Allí el problema: incorporar nuevos ciclos combinados en el sistema, con una mirada tradicional de maximizar eficiencia, agravaría la situación, ya que su operación futura no sólo será distinta a la actual, sino que además aumentará el riesgo de inutilización futura de dichos ciclos. Esto es análogo a lo que ya ocurrió en Alemania con la central –en su momento– más eficiente del mundo, cerrada a menos de tres años de inaugurada en 2012. De allí que globalmente ya no se habla de procurar eficiencia óptima, sino una óptima combinación eficiencia/flexibilidad.
 
Claro está que esto no ocurre en el presente en la Argentina (Figura 1), y es sólo porque hay comparativamente muy pocos Mwh renovables en operación.

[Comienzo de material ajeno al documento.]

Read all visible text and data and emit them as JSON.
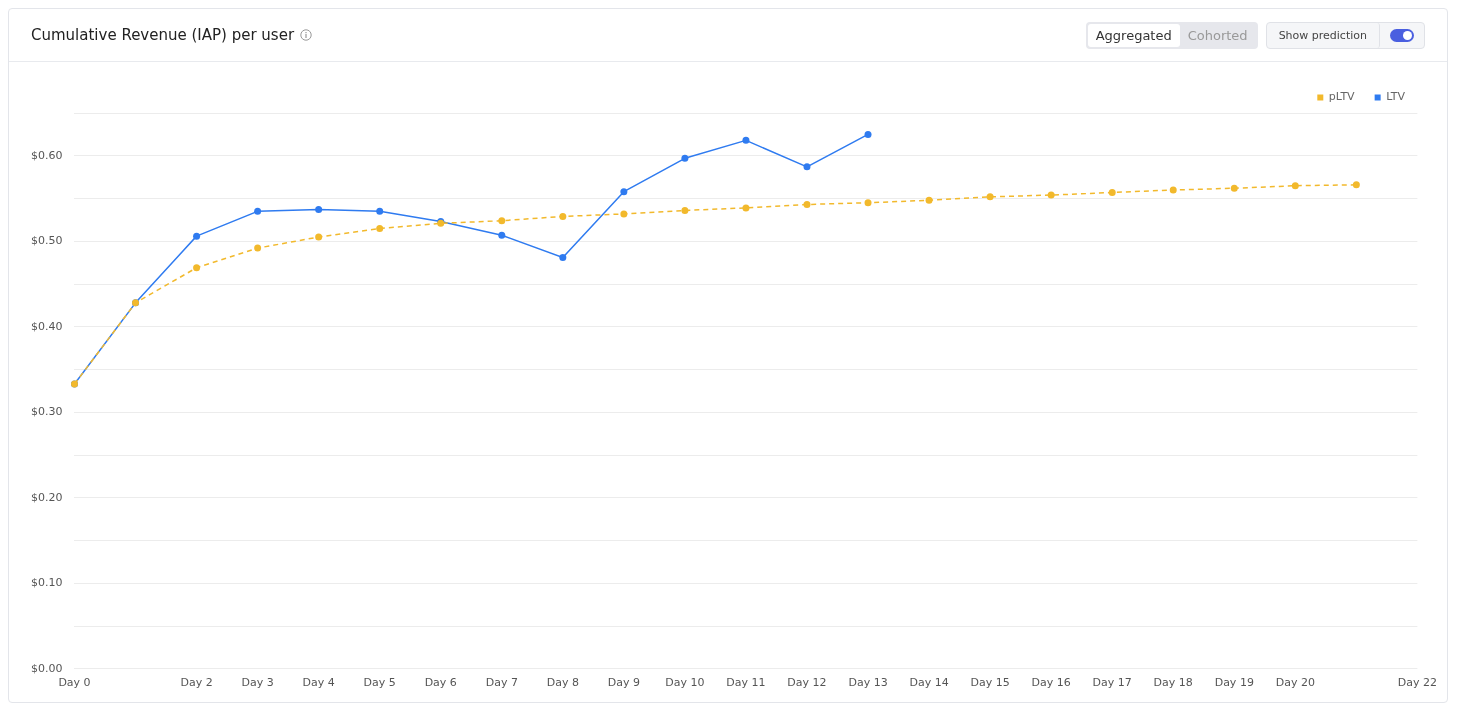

Así la operación exhibe todavía ese patrón tradicional, con su ancha franja gris casi rectangular, estable. Pero incrementar tal generación no-flexible equivale a ensanchar dicha franja «rectangularmente» hacia arriba, chocando forzosamente con una realidad que llegó para quedarse: las renovables le invaden naturalmente su lugar porque tienen despacho prioritario y porque son muy económicas. 
 
La Figura 4 exhibe un escenario en 2030 simulando con Plexos la introducción de nuevas SPG en lugar de nuevos CCTG, en magnitud similar. Se aprecia la absorción de variabilidad por parte de las primeras, tendiendo incluso a suavizarle la operación de los segundos. Y lo más importante: la simulación económica en Plexos demostró que este último escenario provee ahorros del orden de cientos de millones de dólares anuales al sistema argentino, comparado con el escenario anterior.